Back from Dragon*Con

I've actually been back since Monday evening, but Tuesday my lack of sleep caught up with me in the form of a low-grade migraine (sinus pressure, headache, no appetite, mild sensitivity to light), and yesterday I had to get back into my normal routine.

I had a lot of fun, as usual, though there weren't as many panels or people I wanted to see this year. Yeah, they had Tom Felton (Draco Malfoy), but he wasn't my favorite, and I don't think he could top Matthew Lewis' panel from a few years ago. I really enjoyed Eric Flint's panel in the alternate history track about Marxism. It was a guided discussion (by a moderator, who asked questions like "How does your Marxism influence your writing?" and "How do you portray class in your works?") between him and SM Stirling (who is very much not a Marxist), which was incredibly interesting. It gave me a few things to think about for my writing.

This year I watched the parade, which I hadn't done in any of the previous five years I've gone. It's a great way to see a lot of cool costumes without much effort. Also, the whole lot of Stormtroopers bringing up the rear (yay, 501st) is a really impressive sight.

I also got my copy of Shades of Milk and Honey signed.

There weren't a whole lot of shiny things for me in the dealers halls, though I bought a t-shirt from an artist's table (it was tan! with a cute kitsune on it!) and two model kits from Gundam 00. And a statue of Ozma Lee's Valkyrie from Macross Frontier. Not much else really jumped out at me.

I really enjoy going to Dragon*Con; it's a 4-day nerd party, where you don't get judged for wanting to dress up like Superman or Batman or Zatanna or Captain Harlock or a space Marine or an alien or a zombie, vampire, werewolf, or Macho Man Randy Savage or ... you get the point. It's getting ridiculous to get hotel rooms; rumor has it the Hilton is already sold out for next year (though I'm skeptical of that). The Marriott and Hyatt sell out within hours of the block opening.
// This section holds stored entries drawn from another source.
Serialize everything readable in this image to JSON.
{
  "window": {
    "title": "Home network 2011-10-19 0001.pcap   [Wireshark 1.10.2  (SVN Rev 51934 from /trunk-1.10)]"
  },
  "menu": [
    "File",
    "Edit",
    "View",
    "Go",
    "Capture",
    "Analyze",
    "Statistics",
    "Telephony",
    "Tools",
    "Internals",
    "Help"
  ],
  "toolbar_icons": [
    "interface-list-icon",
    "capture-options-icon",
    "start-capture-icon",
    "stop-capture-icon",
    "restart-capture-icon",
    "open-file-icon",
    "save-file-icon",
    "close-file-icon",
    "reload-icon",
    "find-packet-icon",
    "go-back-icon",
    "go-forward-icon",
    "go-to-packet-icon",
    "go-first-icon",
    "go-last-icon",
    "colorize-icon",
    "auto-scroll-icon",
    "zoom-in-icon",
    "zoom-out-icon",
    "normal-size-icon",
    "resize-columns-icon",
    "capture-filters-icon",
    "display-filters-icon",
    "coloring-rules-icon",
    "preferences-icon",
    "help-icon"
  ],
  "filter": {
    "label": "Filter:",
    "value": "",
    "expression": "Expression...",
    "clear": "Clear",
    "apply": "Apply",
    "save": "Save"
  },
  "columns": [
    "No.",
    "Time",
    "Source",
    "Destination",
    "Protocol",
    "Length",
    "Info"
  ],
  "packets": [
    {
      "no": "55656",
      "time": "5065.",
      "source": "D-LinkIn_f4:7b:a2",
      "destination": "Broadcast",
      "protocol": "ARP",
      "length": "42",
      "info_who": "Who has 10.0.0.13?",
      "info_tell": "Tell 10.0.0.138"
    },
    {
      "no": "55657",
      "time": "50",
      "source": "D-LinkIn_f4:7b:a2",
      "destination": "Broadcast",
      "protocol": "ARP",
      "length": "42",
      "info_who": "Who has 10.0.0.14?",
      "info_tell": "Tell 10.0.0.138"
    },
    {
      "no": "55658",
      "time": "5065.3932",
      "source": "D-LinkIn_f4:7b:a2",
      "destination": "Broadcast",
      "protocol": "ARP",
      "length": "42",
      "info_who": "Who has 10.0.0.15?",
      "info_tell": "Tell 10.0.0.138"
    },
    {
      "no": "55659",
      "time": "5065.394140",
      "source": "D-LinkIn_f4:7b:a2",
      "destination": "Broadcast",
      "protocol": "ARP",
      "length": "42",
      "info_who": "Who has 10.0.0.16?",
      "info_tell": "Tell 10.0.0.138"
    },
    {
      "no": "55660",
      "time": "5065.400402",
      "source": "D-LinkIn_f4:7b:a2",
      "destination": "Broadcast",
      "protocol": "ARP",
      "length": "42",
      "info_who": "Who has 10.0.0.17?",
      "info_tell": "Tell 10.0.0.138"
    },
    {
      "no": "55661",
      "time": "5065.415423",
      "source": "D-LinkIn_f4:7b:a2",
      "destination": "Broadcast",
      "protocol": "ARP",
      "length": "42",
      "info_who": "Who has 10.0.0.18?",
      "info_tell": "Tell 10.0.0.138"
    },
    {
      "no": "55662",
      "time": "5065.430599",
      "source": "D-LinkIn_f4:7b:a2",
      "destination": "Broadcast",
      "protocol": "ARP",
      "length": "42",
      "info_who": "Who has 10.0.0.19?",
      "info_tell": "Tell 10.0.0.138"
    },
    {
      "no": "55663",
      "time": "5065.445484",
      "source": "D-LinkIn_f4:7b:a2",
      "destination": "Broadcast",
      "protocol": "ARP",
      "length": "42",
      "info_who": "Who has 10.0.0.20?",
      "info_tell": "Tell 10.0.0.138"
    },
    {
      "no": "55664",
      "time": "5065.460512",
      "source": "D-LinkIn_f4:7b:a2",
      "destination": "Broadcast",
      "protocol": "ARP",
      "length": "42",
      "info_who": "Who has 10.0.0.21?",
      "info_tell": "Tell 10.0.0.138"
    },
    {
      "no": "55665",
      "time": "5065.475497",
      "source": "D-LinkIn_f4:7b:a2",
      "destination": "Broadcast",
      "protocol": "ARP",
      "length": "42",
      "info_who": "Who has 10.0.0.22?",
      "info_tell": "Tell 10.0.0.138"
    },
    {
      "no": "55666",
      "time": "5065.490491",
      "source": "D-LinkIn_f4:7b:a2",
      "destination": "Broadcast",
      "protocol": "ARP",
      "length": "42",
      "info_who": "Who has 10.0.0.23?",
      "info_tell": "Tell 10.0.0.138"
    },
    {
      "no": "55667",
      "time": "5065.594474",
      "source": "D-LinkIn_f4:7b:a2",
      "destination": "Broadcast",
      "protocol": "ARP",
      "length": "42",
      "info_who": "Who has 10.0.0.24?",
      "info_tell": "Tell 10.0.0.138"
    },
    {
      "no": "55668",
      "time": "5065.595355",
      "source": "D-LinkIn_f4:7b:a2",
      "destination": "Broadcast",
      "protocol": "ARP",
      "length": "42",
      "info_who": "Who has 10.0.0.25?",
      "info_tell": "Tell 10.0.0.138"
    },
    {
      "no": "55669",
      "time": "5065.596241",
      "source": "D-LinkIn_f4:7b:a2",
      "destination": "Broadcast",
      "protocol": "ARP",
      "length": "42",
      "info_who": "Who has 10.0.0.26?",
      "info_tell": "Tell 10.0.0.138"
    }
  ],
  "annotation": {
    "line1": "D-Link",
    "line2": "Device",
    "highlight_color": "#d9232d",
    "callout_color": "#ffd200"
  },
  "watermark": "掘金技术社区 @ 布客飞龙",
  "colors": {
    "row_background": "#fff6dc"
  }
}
I want to attend a World Con sometime soon, but, annoyingly, the next two are Labor Day weekend. Not that I could afford to go to both even if they were different weekends, mind. 2012 is going to be in Chicago, 2013 in San Antonio. 2014 hasn't been voted on yet, but London's bid is unopposed. I can't afford to go to London, and being in London is extremely expensive (especially since it's usually 2 pounds to the dollar, and a sit-down meal will cost you 20 pounds or so). I'm not super excited about San Antonio; it's Labor Day weekend. Atlanta is hot enough, and I don't want to go someplace hotter. Which means Chicago next year is the likeliest option in the near future. I've never really visited Chicago, and depending on how things work out with the hotel and travel days, we could have a short vacation there.

Which leads to an additional problem. My oldest cat, Isis, is an evil tortie, and she has diabetes. The cat sitter we hired for last weekend had so much trouble with Her Evilness that she had to bring a second person to help hold her to get her shot, for which we owe her additional monies. It stressed Isis out badly enough that she must have had a sugar spike, because she was sick when we got home and is on two different antibiotics right now. She doesn't hate our usual cat sitter, but she's got a second job now, which gives her crazy hours, so she's not always available. Maybe by next year, she'll have enough seniority not to get the shit hours.

We need to decide fairly quickly, though. Memberships are $175 each right now, and the price goes up October 1. Blech. (I understand why they're so expensive: each World Con committee has only one chance to recoup their costs for guest transport, hotel rental, etc. I can still think it's too damned expensive.)